Para quien aún no lo sepa, la emperatriz Eugenia de Francia (nuestra Eugenia de Montijo) fue durante su reinado (después no, porque se pasó 40 años de luto) la mujer más influyente del mundo en lo que se refiera a estilo de vida y moda. Isabel de Austria, Sissi, era casi una aprendiz a su lado.

No solo le debieron las grandes crinolinas y el paso al polisón, sino también la conversión de Biarritz en el sitio imprescindible para el verano. Y para conseguirlo, se construyó un enorme palacio al borde del mar que, aunque todo se lo debía al estilo Luis XIII, se consagró en ejemplo del más florido, como no, Napoleón III, su casquivano e imperial marido.

Gracias a su venta en 1880, hoy se puede disfrutar, ampliado, como un bellísimo y decadente hotel, uno de los más famosos de Francia, el Hotel du Palais. Y en un sitio así, más en tierras de la exreina de la cocina, se debe comer bien. Y se come… especialmente en su espectacular restaurante La Rotonde, una acristalada joya abierta al mar, plagada de alfombras y ornamentos, desde la que se contemplan unos atardeceres de ensueño.

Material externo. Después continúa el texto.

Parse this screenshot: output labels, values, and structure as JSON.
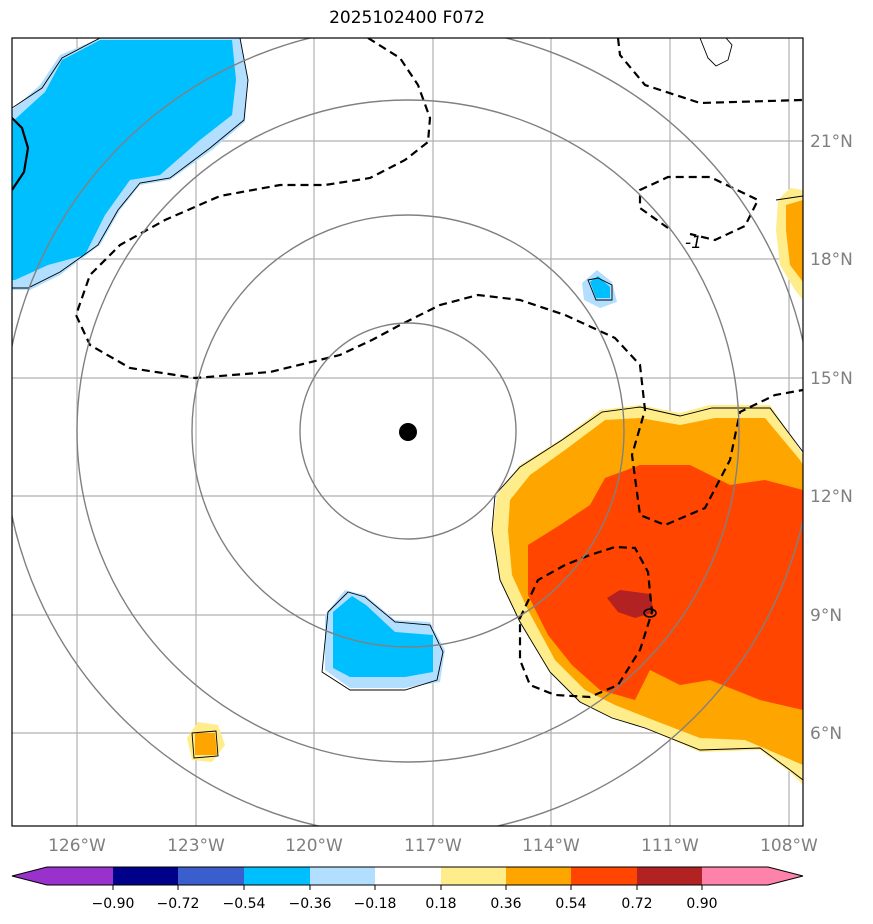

La carta es decimonónica y encantadora y el servicio de la vieja escuela. Todo encaja perfectamente para parecer de otra época. Con lo bueno y con lo no tanto, como esos huevos, impensables hoy en día, llamados “les deux oeufs mayonnaise” y que son dos hermosos huevos duros acompañados de mayonesa y caviar. Hoy es cosa banal, hasta el caviar, pero hace siglo y medio, ni los huevos ni la mayonesa lo eran, como tampoco las huevas de esturión.

Antes de habíamos tomado un clásico y delicado petisú (petit choux) de queso que anunciaba la tradición posterior.

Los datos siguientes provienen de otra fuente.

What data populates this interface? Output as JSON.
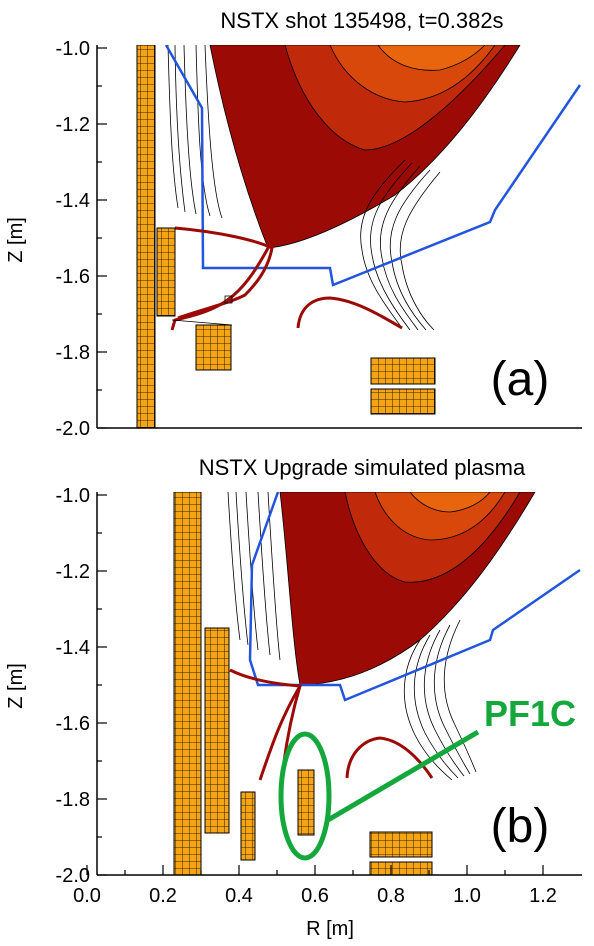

Los espárragos “reyes de las arenas” (¿cuándo volverá la poesía a las cartas?) hervidos, son perfectos y sencillos, por lo que se complican con una espumosa salsa muselina con limón confitado, que añaden al amargor, una deliciosa acidez.

El plato principal, es aún más clásico y espectacular porque se trincha y acaba en un bello carro de plata: pato de la granja Jean Sarthe. Antes de todo eso, aparece un camarero con una gran caja de madera y cristal, llena de hermosos cuchillos que parecen c navajas con cachas de nácar, para que elijamos.

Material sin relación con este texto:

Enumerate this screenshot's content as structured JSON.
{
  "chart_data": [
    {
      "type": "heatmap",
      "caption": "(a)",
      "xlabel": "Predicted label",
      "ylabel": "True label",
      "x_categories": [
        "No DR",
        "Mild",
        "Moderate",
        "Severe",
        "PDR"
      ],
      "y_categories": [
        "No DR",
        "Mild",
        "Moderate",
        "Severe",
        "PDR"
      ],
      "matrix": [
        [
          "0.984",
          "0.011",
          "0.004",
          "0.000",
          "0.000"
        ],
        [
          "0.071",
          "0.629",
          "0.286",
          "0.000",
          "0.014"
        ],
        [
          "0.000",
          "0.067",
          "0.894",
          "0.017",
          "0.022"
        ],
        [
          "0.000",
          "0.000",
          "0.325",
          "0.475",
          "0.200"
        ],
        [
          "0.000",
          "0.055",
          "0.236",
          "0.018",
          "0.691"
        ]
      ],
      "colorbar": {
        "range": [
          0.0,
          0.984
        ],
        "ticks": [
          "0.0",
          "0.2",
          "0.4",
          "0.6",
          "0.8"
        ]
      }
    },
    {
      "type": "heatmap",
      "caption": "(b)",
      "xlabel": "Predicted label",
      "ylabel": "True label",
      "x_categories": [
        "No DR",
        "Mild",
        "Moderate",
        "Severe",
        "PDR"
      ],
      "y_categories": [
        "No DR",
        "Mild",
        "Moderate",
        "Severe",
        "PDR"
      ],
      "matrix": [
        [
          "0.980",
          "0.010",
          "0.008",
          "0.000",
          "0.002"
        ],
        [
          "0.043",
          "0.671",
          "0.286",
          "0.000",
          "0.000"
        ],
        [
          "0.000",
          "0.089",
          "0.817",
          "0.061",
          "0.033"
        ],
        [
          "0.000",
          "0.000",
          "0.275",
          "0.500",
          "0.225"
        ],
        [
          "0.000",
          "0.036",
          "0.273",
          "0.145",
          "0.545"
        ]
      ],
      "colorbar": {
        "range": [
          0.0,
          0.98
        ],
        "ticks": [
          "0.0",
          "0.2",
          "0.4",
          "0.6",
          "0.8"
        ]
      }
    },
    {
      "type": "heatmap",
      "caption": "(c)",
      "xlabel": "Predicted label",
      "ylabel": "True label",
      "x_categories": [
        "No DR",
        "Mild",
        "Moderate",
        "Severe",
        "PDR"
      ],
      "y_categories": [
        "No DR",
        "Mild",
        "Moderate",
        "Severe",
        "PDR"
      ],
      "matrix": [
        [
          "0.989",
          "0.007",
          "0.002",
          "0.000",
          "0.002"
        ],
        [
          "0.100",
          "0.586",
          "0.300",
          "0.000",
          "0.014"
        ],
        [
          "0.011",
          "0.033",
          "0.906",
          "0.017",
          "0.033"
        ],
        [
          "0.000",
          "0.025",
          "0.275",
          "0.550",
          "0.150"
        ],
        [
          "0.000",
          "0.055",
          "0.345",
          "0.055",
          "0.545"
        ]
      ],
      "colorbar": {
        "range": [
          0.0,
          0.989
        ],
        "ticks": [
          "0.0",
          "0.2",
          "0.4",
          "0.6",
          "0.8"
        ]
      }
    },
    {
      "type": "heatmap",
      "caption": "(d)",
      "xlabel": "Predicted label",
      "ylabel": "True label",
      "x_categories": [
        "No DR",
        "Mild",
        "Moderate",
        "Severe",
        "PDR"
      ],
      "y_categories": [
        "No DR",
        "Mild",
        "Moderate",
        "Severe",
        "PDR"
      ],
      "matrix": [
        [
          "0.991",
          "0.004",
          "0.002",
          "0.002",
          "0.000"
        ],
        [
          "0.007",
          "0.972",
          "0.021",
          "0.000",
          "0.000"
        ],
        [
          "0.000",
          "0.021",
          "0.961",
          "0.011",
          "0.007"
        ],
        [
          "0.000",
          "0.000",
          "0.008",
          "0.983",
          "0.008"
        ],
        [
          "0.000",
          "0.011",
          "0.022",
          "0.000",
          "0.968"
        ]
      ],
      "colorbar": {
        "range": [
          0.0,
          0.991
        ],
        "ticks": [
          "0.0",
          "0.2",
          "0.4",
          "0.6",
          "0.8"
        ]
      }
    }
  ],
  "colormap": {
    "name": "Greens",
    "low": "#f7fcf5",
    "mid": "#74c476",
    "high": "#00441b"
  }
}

La pechuga, un poco dura, se hace con la carcasa a la brasa y el muslo cocinado de igual modo y en su propio jugo, se mezcla con avellanas y se cubre espléndidamente de una espuma de zanahoria.

Mientras esto pasa, se asiste al espectáculo de un que desciende velozmente sobre el mar, cambiando todas las luces y reflejándose en la plata bruñida y en las enormes cristaleras. Es bueno no olvidarlo, porque tal visión adormece el sentido crítico y promueve una feliz indolencia. Reflejos y brillos que se centuplican en el carro de quesos de la región que son pocos pero excelentemente elegidos.

Tras ellos es difícil seguir, pero lo hacemos con otro espectáculo, los crepes Suzy que son unos canónicos y espléndidos Suzette -con un gran toque de anis, además del ron y el Grand Marnier– llamados así por la abuela del chef actual y antiguo chef pastelero del hotel.

Nada nuevo, todo vuelta al pasado, pero, eso sí, al esplendoroso pasado de aquella Europa que aún mandaba en la cocina y en todo lo demás. Ahora que ya se ha puesto el sol para ella, no es mala cosa combinar tanta nostalgia con los restos del día.